Seit dem VfB-Trainingsstart ist ein Monat vergangen. Viel schlauer sind die Beobachter und Fans noch nicht geworden. Das Trainingslager im österreichischem Neukirchen fiel ins Wasser und auch die Testspiele geben wenig Aufschluss über die Leistungsfähigkeit einer Mannschaft, die zwar individuelle Qualität besitzt, in den vergangenen Jahre aber nur mit Müh und Not den Klassenerhalt schaffte.

Der 3:0-Sieg bei Sheffield United FC sieht phasenweise ganz nett aus, der Premier-League-Aufsteiger macht es dem Bundesligisten jedoch nicht allzu schwer. Bemerkenswert: Außer Torwart Nübel hat es kein Neuzugang in die Startelf geschafft. Bester Mann auf dem Platz ist wieder einmal Serhou Guirassy, um den sich hartnäckig Transfergerüchte ranken.

Serhou Guirassy trifft in Sheffield zur frühen Führung. (Foto: IMAGO/Pressefoto Rudel/Robin Rudel)

Eine Woche vor dem Pokalspiel an der Kreuzeiche überwiegen in Cannstatt die Fragezeichen.
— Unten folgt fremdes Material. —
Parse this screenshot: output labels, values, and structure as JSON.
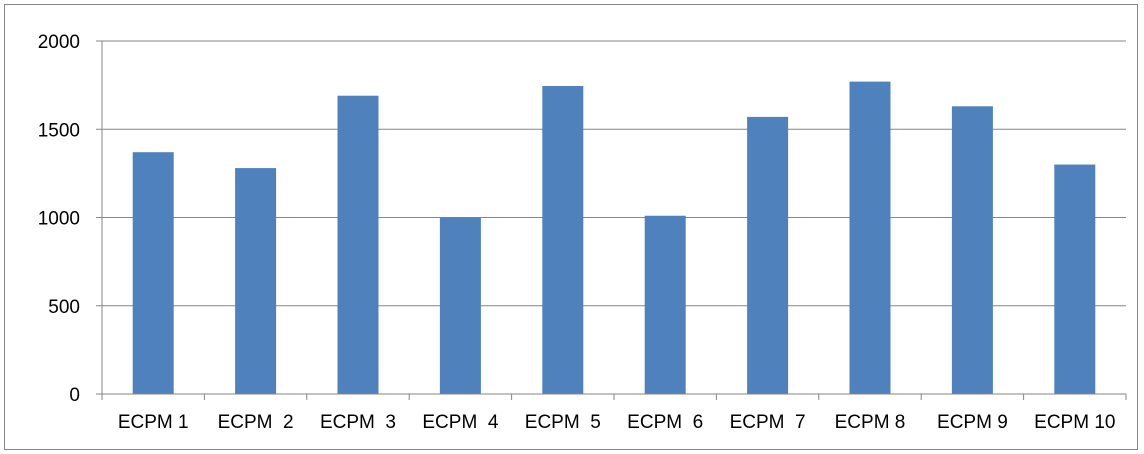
{
  "chart_data": {
    "type": "bar",
    "title": "",
    "xlabel": "",
    "ylabel": "",
    "categories": [
      "ECPM 1",
      "ECPM  2",
      "ECPM  3",
      "ECPM  4",
      "ECPM  5",
      "ECPM  6",
      "ECPM  7",
      "ECPM 8",
      "ECPM 9",
      "ECPM 10"
    ],
    "values": [
      1370,
      1280,
      1690,
      1000,
      1745,
      1010,
      1570,
      1770,
      1630,
      1300
    ],
    "ylim": [
      0,
      2000
    ],
    "yticks": [
      "0",
      "500",
      "1000",
      "1500",
      "2000"
    ],
    "grid": true,
    "legend": "none",
    "colors": {
      "bar": "#4F81BD",
      "grid": "#868686",
      "axis": "#868686"
    }
  }
}
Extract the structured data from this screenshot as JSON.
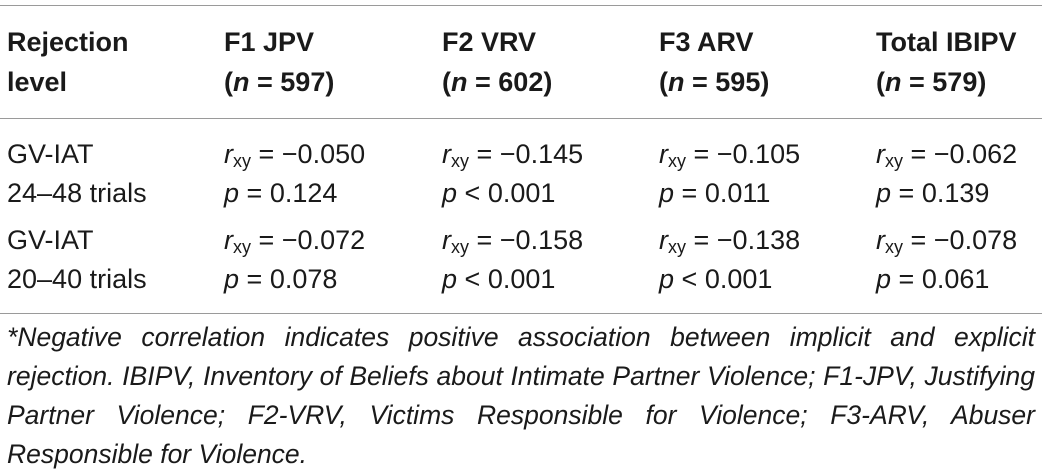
{
  "header": {
    "col0_line1": "Rejection",
    "col0_line2": "level",
    "col1_name": "F1 JPV",
    "col1_n": "597",
    "col2_name": "F2 VRV",
    "col2_n": "602",
    "col3_name": "F3 ARV",
    "col3_n": "595",
    "col4_name": "Total IBIPV",
    "col4_n": "579",
    "n_symbol": "n",
    "equals": " = "
  },
  "rows": [
    {
      "label_line1": "GV-IAT",
      "label_line2": "24–48 trials",
      "r": [
        "= −0.050",
        "= −0.145",
        "= −0.105",
        "= −0.062"
      ],
      "p": [
        "= 0.124",
        "< 0.001",
        "= 0.011",
        "= 0.139"
      ]
    },
    {
      "label_line1": "GV-IAT",
      "label_line2": "20–40 trials",
      "r": [
        "= −0.072",
        "= −0.158",
        "= −0.138",
        "= −0.078"
      ],
      "p": [
        "= 0.078",
        "< 0.001",
        "< 0.001",
        "= 0.061"
      ]
    }
  ],
  "symbols": {
    "r": "r",
    "r_sub": "xy",
    "p": "p"
  },
  "footnote": "*Negative correlation indicates positive association between implicit and explicit rejection. IBIPV, Inventory of Beliefs about Intimate Partner Violence; F1-JPV, Justifying Partner Violence; F2-VRV, Victims Responsible for Violence; F3-ARV, Abuser Responsible for Violence."
}
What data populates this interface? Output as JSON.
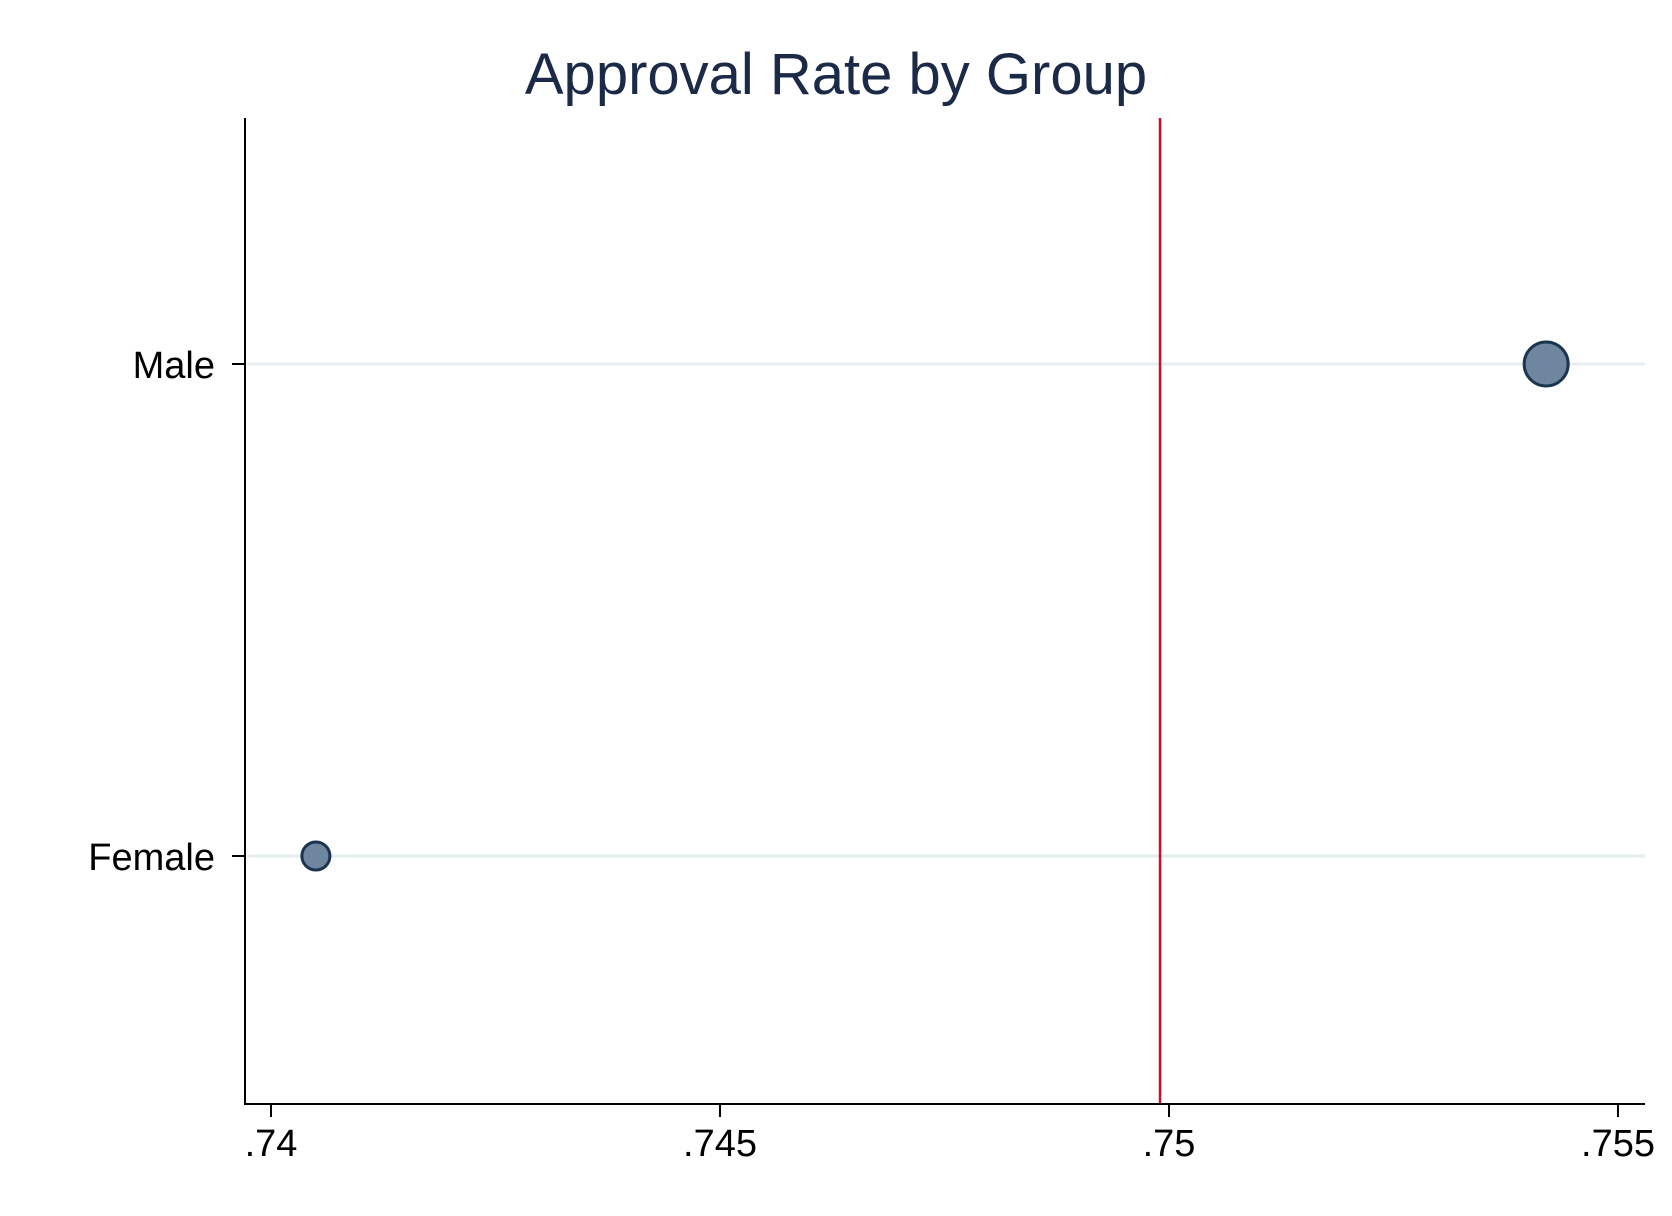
{
  "chart_data": {
    "type": "scatter",
    "title": "Approval Rate by Group",
    "xlabel": "",
    "ylabel": "",
    "xlim": [
      0.7397,
      0.7553
    ],
    "x_ticks": [
      {
        "value": 0.74,
        "label": ".74"
      },
      {
        "value": 0.745,
        "label": ".745"
      },
      {
        "value": 0.75,
        "label": ".75"
      },
      {
        "value": 0.755,
        "label": ".755"
      }
    ],
    "categories": [
      "Male",
      "Female"
    ],
    "points": [
      {
        "category": "Male",
        "value": 0.7542,
        "marker": "large"
      },
      {
        "category": "Female",
        "value": 0.7405,
        "marker": "small"
      }
    ],
    "reference_line": {
      "value": 0.7499,
      "color": "#c8102e"
    },
    "grid": "horizontal",
    "legend": "none",
    "colors": {
      "marker_fill": "#6f879e",
      "marker_stroke": "#1b3550",
      "gridline": "#e6eef0",
      "axis": "#000000",
      "title": "#1b2a47"
    }
  }
}
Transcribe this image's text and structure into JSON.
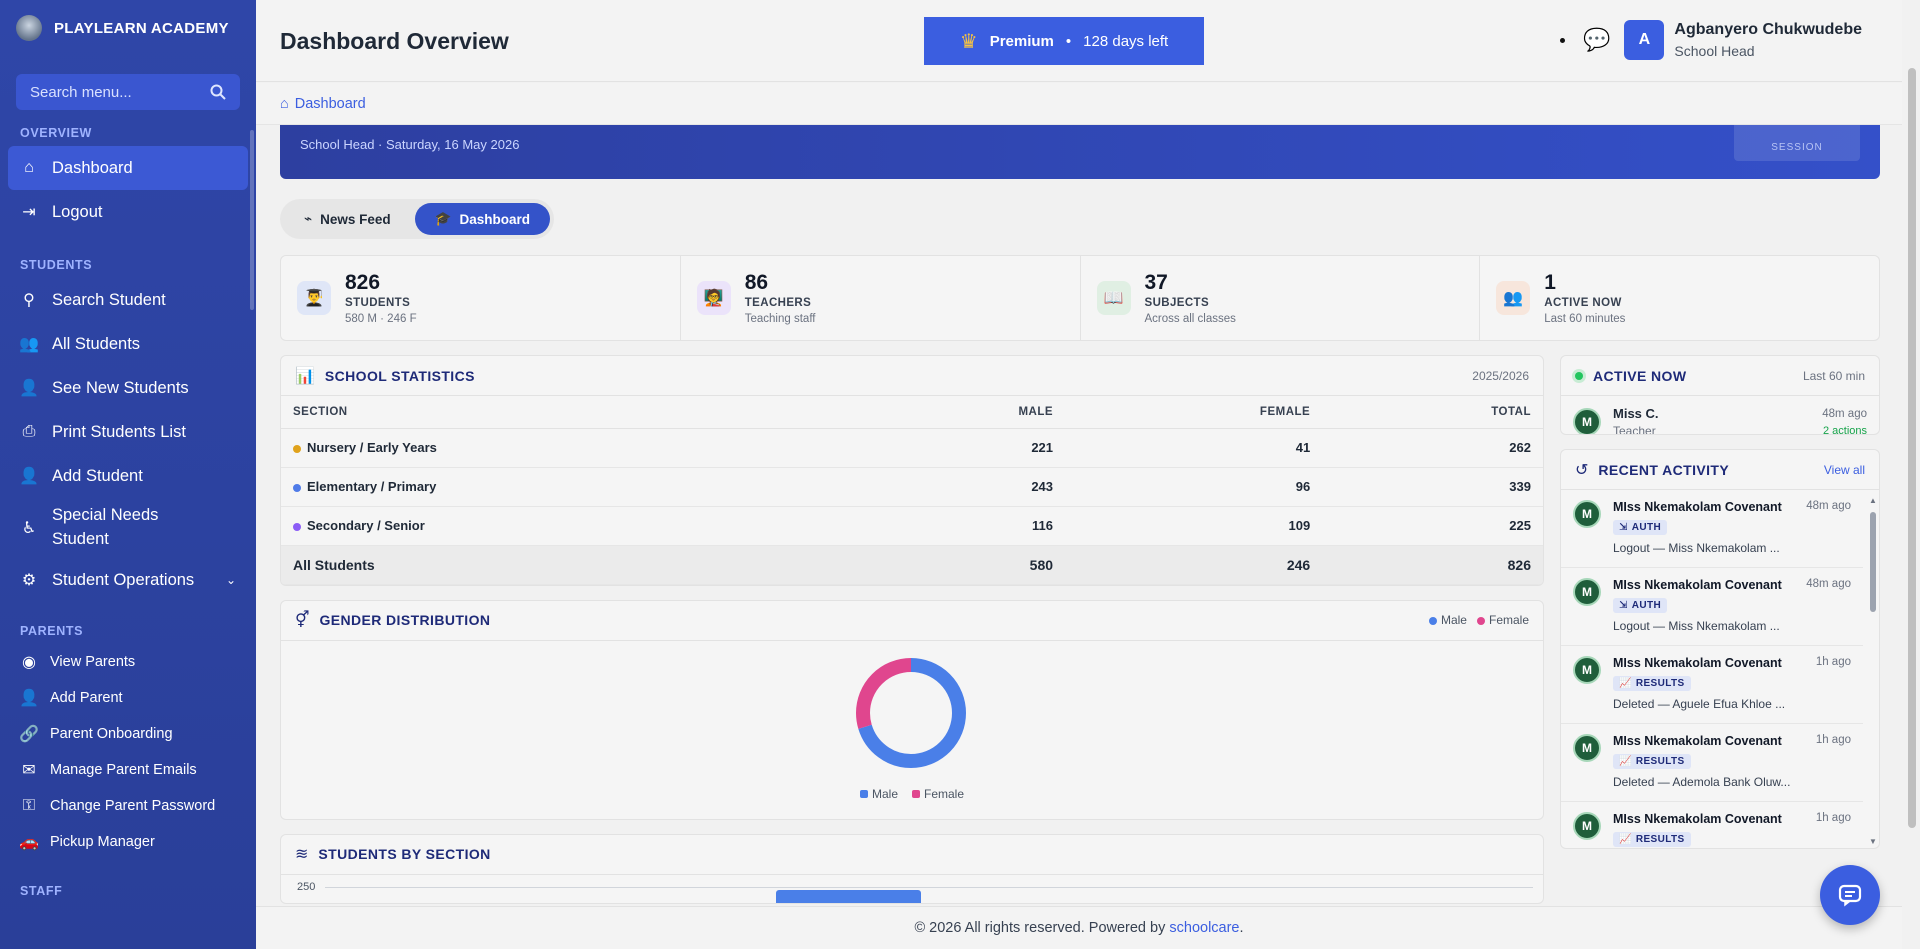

Wirken die aus der Saisonanalyse abgeleiteten Maßnahmen diesmal? Kann Sebastian Hoeneß seine Vorstellungen mit dem verfügbaren Kader umsetzen? Gibt es genügend Profis im Brustring, die hungrig sind auf das dritte Jahr Abstiegskampf hintereinander?  

Fragezeichen im Kader

Für einen ausbalancierten Mannschaftskader tummeln sich immer noch zu viele Spieler auf dem Klubgelände. Einige haben keine Perspektive mehr am Neckar, aber auch anderweitig kaum einen Markt. Gleichzeitig liebäugelt mancher Leistungsträger mit der großen Bühne.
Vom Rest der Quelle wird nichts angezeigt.